Andreas T. Kaltsounis

Experience

Advisory and Assessment Services

• Develop and implement strategies to comply with domestic U.S. and international data protection regulations, including the California Consumer Privacy Act, New York SHIELD Act, and EU General Data Protection Regulation. Advise on transfer mechanisms, consent mechanisms, implementing “reasonable security,” breach response programs, breach preparedness, and employee training.
• Advise on compliance with international data transfer restrictions and data localization requirements, including cross-border transfer mechanisms such as standard contractual clauses, intercompany agreements, and binding corporate rules. Counsels both importers and exporters of EU personal data on strategies to address potential compliance gaps resulting from the July 2020 invalidation of the EU-U.S. Privacy Shield Framework.
• Advise on response to domestic and cross-border law enforcement and government agency data requests.

Incident Response

• Advise companies on all phases of data breach preparation and response under U.S. and international law, including incident preparation and testing, employee education, incident investigation, analysis of notice obligations, and regulatory defense.
• Address responses under U.S. sectoral laws including HIPAA, GLBA, the New York Department of Financial Services Cybersecurity Requirements and similar state laws.
• Coordinate international breach response efforts, including evaluating scope and notice obligations under the EU GDPR, Canadian PIPEDA, and emerging data protection regulations in the APAC region and South America.
• Managed the forensic investigation of a data breach involving the theft of more than 1 billion customer records from a technology company by actors affiliated with a nation state. Provided daily briefings and security advisory services to the victim organization’s CEO, Chief Information Security Officer (CISO) and other executives; prepared reports; and coordinated with counsel and public relations on breach notifications and regulatory inquiries.
• Led the investigation of a major payment card industry (PCI) network breach at a large national retailer. The breach affected millions of customer card numbers during a multimonth intrusion. Coordinated investigative activities with, and oversight of, an external PCI Forensic Investigator (PFI), resulting in the correction of several inaccurate and overly broad findings the PFI proposed. Provided ongoing CISO advisory and remediation services to the organization following the intrusion incident.
• Led the investigation into a network intrusion at a healthcare facility by a disgruntled former employee who accessed systems without authorization and destroyed data.
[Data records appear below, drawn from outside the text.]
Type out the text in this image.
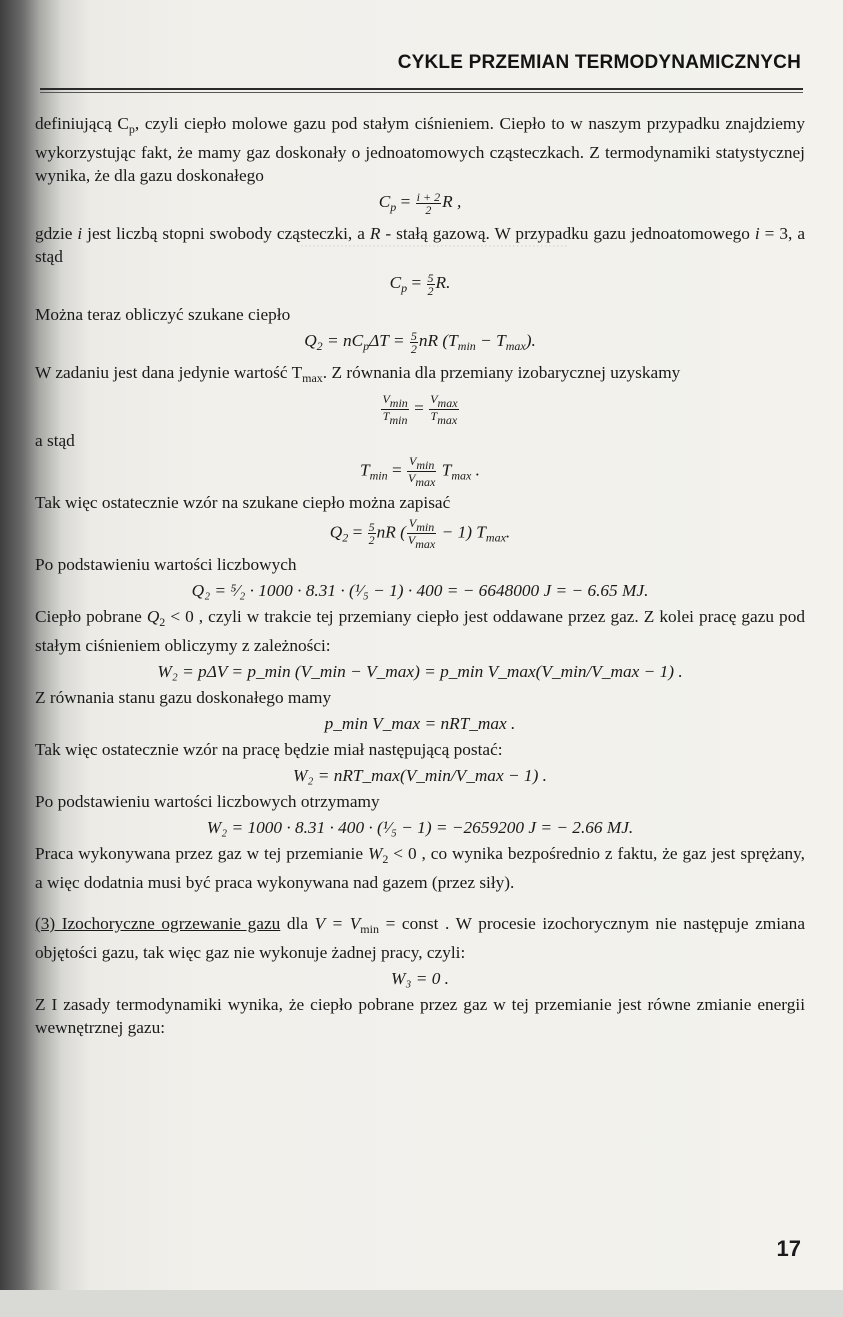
···································································
CYKLE PRZEMIAN TERMODYNAMICZNYCH

definiującą $C_p$, czyli ciepło molowe gazu pod stałym ciśnieniem. Ciepło to w naszym przypadku znajdziemy wykorzystując fakt, że mamy gaz doskonały o jednoatomowych cząsteczkach. Z termodynamiki statystycznej wynika, że dla gazu doskonałego

$C_p = \frac{i + 2}{2}$ R ,

gdzie i jest liczbą stopni swobody cząsteczki, a R - stałą gazową. W przypadku gazu jednoatomowego i = 3, a stąd

$C_p = \frac{5}{2} R$.

Można teraz obliczyć szukane ciepło

$Q_2 = nC_p\Delta T = \frac{5}{2}$ nR $(T_{min} - T_{max})$.

W zadaniu jest dana jedynie wartość $T_{max}$. Z równania dla przemiany izobarycznej uzyskamy

$\frac{V_{min}}{T_{min}} = \frac{V_{max}}{T_{max}}$

a stąd

$T_{min} = \frac{V_{min}}{V_{max}} T_{max}$ .

Tak więc ostatecznie wzór na szukane ciepło można zapisać

$Q_2 = \frac{5}{2}$ nR ( $\frac{V_{min}}{V_{max}} - 1$) $T_{max}$.

Po podstawieniu wartości liczbowych

Q₂ = ⁵⁄₂ · 1000 · 8.31 · (¹⁄₅ − 1) · 400 = − 6648000 J = − 6.65 MJ.

Ciepło pobrane $Q_2 < 0$ , czyli w trakcie tej przemiany ciepło jest oddawane przez gaz. Z kolei pracę gazu pod stałym ciśnieniem obliczymy z zależności:

W₂ = pΔV = p_min (V_min − V_max) = p_min V_max(V_min/V_max − 1) .

Z równania stanu gazu doskonałego mamy

p_min V_max = nRT_max .

Tak więc ostatecznie wzór na pracę będzie miał następującą postać:

W₂ = nRT_max(V_min/V_max − 1) .

Po podstawieniu wartości liczbowych otrzymamy

W₂ = 1000 · 8.31 · 400 · (¹⁄₅ − 1) = −2659200 J = − 2.66 MJ.

Praca wykonywana przez gaz w tej przemianie $W_2 < 0$ , co wynika bezpośrednio z faktu, że gaz jest sprężany, a więc dodatnia musi być praca wykonywana nad gazem (przez siły).

(3) Izochoryczne ogrzewanie gazu dla $V = V_{min}$ = const . W procesie izochorycznym nie następuje zmiana objętości gazu, tak więc gaz nie wykonuje żadnej pracy, czyli:

W₃ = 0 .

Z I zasady termodynamiki wynika, że ciepło pobrane przez gaz w tej przemianie jest równe zmianie energii wewnętrznej gazu:

17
Coordinated the recovery of deleted data and completed a risk assessment pursuant to the Health and Human Services (HHS) Breach Notification Rule.
• Managed a code review and advised on investigative efforts related to the unauthorized decryption and theft of intellectual property from a software developer.
• Directed a significant PCI network breach investigation involving a Fortune 500 retailer, including coordination with and monitoring of an external PFI.
• Led the investigation into a breach of personally identifiable information involving millions of customer records at a Fortune 500 company.
• Directed an incident response involving brute-force and web-application attacks that compromised customer accounts at a Fortune 1000 transportation company.
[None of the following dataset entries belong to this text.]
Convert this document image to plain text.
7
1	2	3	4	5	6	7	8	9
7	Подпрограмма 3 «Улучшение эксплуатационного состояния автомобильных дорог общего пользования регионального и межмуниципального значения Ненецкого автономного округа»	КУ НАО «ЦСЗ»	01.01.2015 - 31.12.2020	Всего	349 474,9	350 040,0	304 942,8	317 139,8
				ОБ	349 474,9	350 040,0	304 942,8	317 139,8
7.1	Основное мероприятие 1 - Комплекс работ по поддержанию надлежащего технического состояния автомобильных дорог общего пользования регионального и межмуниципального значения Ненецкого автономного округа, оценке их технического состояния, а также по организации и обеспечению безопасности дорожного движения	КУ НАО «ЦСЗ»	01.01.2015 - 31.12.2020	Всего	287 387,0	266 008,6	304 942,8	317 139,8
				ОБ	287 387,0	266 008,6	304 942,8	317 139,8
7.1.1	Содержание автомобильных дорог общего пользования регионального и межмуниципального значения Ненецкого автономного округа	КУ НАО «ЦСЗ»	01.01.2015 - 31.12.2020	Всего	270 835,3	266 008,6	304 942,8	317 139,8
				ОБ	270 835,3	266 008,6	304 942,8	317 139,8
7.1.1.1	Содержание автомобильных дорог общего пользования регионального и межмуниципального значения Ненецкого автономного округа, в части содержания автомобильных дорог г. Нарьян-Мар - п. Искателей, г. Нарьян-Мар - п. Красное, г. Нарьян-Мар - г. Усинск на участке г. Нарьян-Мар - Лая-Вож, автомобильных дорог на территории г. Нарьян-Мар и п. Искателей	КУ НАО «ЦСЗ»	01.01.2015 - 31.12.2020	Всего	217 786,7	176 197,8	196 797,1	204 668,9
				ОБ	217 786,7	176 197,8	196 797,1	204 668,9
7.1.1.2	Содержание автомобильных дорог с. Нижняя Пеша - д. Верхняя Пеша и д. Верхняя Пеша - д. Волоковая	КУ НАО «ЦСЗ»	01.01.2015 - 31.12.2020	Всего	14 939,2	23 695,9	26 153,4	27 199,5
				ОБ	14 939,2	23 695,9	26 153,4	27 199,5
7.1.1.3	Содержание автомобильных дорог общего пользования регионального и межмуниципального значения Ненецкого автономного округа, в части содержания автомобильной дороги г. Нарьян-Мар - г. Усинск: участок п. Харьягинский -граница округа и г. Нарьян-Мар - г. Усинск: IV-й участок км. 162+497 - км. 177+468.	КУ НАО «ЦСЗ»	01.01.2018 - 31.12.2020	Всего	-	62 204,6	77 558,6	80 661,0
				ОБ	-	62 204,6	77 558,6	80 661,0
Fraud, Identity Theft and Internal Investigations

• Served on a federal identity-theft working group at the U.S. Attorney’s Office for the Western District of Washington and developed priority cases involving organized criminal groups. Led two complex, multijurisdictional investigations that resulted in the convictions of nine defendants who conspired to commit significant and repeated aggravated identify thefts and bank fraud through the use of malicious insiders at victim businesses and counterfeit identification documents. (United States v. Charles Griffen et al. and United States v. Scott Putnam)
• Served as a member of the Financial Investigations Review Team at the U.S. Attorney’s Office for the Western District of Washington, responsible for reviewing and investigating Suspicious Activity Reports filed under the Bank Secrecy Act for potential money-laundering violations.
• Managed an investigation and digital forensics involving the theft of intellectual property by a former developer at a technology firm, resulting in referral to the FBI and the employee's arrest on federal charges.
• Conducted an internal investigation, on behalf of a credit union’s board of directors, into allegations that the credit union’s president improperly accessed and manipulated data in the credit union’s financial systems. Briefed the board and credit union’s regulator on the results of the investigation and a high-level assessment of the credit union’s security controls.
• Managed an investigation into a significant embezzlement by an employee of a Fortune 500 company, including controlled purchases of stolen equipment sold on the Internet. Coordinated referral to law enforcement resulting in employee’s arrest and conviction.

Memberships

• Washington State Bar Association
• SANS Institute: Advisory Board Member
• High Technology Crime Investigation Association, Washington Chapter
• International Association of Privacy Professionals

Community

• American Radio Relay League

Pro Bono

• Consulted as a member of the plaintiff’s team in a pro bono “cyber civil rights” project that assists victims of “revenge porn.” Testified at jury trial as the plaintiff’s expert witness on internet traffic, Tor anonymization, and internet communication tracing to establish that the defendant was responsible for anonymized internet traffic targeting the plaintiff. The plaintiff was awarded an $8 million verdict.